The iPhone has become quite popular among GPS manufacturers. These companies may have lost some of their market to mobile apps on iPhone, but they are able to offer their technology on this tiny device without having to manufacture their own hardware. So the margins could potentially be higher for these companies. It’s no wonder that almost all top GPS companies are now offering their service on iPhone. Whether it’s Magellan, TomTom, or Navigon, there are plenty of “premium” GPS apps available for iPhone. A few of these companies made the mistake of only targeting iPhone owners. The iPod Touch may not have the GPS capability available on iPhone, but it’d be a mistake for any business to discount that market.
Magellan has already a kit in the works that allows iPod Touch owners to turn their device into a mobile GPS capable of handling GPS apps. While the app is quite expensive, it saves iPod Touch owners the trouble of signing up for an AT&T contract to get an iPhone. Besides, if you are using your iPod as your gaming and music device, why not use it as your GPS as well?
TomTom is another one of those companies that has its own kit for iPhone. But it has gone out of its way to develop an exclusive kit for iPod Touch owners as well. TomTom’s kit for iPod Touch is equipped with a built-in GPS receiver that turns iPod into a GPS and makes it compatible with TomTom’s iPhone app. Here is what TomTom has to say about this kit:
The TomTom car kit boasts a sensitive GPS receiver, turning your iPod touch into a GPS device. The receiver gives your device a reliable signal – even when driving in high-rise urban areas.

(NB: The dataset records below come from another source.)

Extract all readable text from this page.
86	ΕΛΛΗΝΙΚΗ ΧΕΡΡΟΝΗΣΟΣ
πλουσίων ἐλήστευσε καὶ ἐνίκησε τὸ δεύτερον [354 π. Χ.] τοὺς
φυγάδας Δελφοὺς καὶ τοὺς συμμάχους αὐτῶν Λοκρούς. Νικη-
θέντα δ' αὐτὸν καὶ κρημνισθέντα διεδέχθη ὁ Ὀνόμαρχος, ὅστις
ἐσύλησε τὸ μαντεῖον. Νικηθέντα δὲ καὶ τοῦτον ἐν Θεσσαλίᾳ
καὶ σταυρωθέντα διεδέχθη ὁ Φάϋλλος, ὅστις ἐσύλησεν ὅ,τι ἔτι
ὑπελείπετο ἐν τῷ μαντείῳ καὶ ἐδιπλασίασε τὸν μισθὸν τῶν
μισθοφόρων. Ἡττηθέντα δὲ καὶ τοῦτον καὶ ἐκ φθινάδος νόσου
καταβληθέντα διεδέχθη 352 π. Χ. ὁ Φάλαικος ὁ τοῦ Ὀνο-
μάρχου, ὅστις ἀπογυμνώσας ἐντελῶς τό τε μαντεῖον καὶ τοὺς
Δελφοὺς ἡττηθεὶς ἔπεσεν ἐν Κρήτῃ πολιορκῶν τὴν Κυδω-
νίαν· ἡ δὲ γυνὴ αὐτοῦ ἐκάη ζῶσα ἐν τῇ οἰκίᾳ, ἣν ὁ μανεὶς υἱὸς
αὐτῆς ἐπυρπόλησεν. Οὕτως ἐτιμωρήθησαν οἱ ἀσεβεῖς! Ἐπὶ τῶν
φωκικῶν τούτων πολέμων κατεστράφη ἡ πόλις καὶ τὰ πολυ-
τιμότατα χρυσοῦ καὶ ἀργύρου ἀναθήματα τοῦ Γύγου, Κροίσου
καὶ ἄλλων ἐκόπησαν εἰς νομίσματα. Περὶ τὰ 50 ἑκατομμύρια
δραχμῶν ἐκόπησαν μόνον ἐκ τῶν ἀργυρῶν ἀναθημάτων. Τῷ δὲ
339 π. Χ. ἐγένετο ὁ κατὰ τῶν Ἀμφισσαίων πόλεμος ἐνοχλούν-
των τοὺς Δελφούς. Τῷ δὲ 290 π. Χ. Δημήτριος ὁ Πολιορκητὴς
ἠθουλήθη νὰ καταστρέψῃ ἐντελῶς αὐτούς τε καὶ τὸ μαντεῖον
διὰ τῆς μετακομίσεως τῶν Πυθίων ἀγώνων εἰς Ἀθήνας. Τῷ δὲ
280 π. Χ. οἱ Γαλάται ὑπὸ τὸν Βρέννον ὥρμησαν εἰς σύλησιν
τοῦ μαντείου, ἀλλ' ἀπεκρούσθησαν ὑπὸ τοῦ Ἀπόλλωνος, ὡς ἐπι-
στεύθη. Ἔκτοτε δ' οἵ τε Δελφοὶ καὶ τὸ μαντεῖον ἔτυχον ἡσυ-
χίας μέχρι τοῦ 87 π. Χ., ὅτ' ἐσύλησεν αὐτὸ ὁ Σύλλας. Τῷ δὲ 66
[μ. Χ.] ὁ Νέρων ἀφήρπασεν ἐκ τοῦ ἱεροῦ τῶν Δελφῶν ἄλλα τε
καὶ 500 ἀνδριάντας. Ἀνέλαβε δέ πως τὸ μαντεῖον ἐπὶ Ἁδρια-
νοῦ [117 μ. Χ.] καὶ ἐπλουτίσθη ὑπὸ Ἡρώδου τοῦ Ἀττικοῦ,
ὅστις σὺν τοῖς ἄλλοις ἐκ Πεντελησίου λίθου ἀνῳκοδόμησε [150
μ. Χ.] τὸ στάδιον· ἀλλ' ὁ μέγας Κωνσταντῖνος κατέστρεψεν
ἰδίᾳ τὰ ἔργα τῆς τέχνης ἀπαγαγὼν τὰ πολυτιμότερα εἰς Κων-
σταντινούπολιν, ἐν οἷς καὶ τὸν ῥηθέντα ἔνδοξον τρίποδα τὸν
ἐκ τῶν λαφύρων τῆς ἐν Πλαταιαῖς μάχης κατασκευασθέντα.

This kit does cost a bit less than its iPhone counterpart. TomTom has it listed for $99.99 as the kit doesn’t offer hands free calls and other features that you get on an iPhone. It’s still worth a serious consideration for any iPod Touch owner.
TomTom and Magellan are not going to be the last companies to target iPod Touch owners with their apps. At the same time, one has to wonder whether these kits are worth investing in when they cost you more than a traditional GPS. Apple could always add GPS capability to iPod Touch and save us all some grief, but that would be asking for too much, right?